Representatives of Drug Free Fiji, a non-governmental organization that works with local communities, noted an increase in methamphetamine use in the country, particularly among young people who mainly inject the drug using syringes. “It’s more important than ever to work with local communities and the public health sector to prevent public health crises before they happen. The number of people infected with HIV has risen in recent years and, although the causes are not clearly determined, they can be partly attributed to the increase in drug use,” they said during the workshop.
“We conducted a survey in some communities in 2019 and found that one in three children is a drug dealer,” said Kalesi Volatabu, founder of Drug Free Fiji. “In recent years, we have also observed more young people, including schoolchildren, using methamphetamine, usually sharing a syringe between five people.”
Ilisapeci Veibuli, director of the Fiji Women’s Crisis Centre, interviewed by New Zealand media outlet 1news, observed with concern the rapid rise in methamphetamine use and says it is now normalized. “People are doing it in public, they’re not afraid of the law,” she said, “I feel like it’s in every home and every community: villages, in schools, kids are using it, students are using it.”

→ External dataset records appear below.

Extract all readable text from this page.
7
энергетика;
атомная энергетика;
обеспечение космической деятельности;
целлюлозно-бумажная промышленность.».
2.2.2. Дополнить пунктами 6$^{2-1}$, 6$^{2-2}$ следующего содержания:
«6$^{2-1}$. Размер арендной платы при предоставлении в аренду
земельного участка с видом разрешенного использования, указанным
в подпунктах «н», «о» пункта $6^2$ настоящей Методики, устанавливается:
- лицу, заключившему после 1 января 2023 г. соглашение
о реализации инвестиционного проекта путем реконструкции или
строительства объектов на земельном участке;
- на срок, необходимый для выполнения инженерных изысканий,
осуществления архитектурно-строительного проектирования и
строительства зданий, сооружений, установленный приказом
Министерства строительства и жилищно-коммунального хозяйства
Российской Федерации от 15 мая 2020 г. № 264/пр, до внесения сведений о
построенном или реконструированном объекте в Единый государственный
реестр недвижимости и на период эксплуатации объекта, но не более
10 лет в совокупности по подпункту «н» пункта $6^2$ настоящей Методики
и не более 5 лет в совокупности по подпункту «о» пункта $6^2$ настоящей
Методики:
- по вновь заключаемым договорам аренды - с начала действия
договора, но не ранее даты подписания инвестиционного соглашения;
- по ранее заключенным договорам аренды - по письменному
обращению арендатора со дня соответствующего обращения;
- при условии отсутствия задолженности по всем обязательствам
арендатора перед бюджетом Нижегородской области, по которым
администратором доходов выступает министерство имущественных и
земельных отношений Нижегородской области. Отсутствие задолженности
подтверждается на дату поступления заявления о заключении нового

Pio Tikoduadua, the country’s Minister of the Interior, issued a statement last Friday announcing the use of firearms as a deterrent to the upsurge in drug sales and consumption. Earlier this year, nearly five tons of methamphetamine from Mexico were found in two houses on the island.
Drugs as an escape
The problem of excessive hard drug use in Fiji is not new, however. According to the U.S. Institute of Peace, drug-related arrests in Fiji increased 9‑fold between 2009 and 2018, and methamphetamine-related arrests increased 6‑fold between 2009 and 2019.
Speaking at the National University of Fiji last month, Josua Naisele, director of the Substance Abuse Advisory Council, said students start by smoking cigarettes and consuming alcohol and “kava,” a local herbal drink with sedative, anesthetic, and euphoric properties, before turning to hard drugs, Fiji Broadcasting Corporation reported.
The director pointed out that some students use drugs because of pressure from their loved ones, some use it as an escape from their problems, while others are victims or survivors of abuse, sexual abuse, or neglect.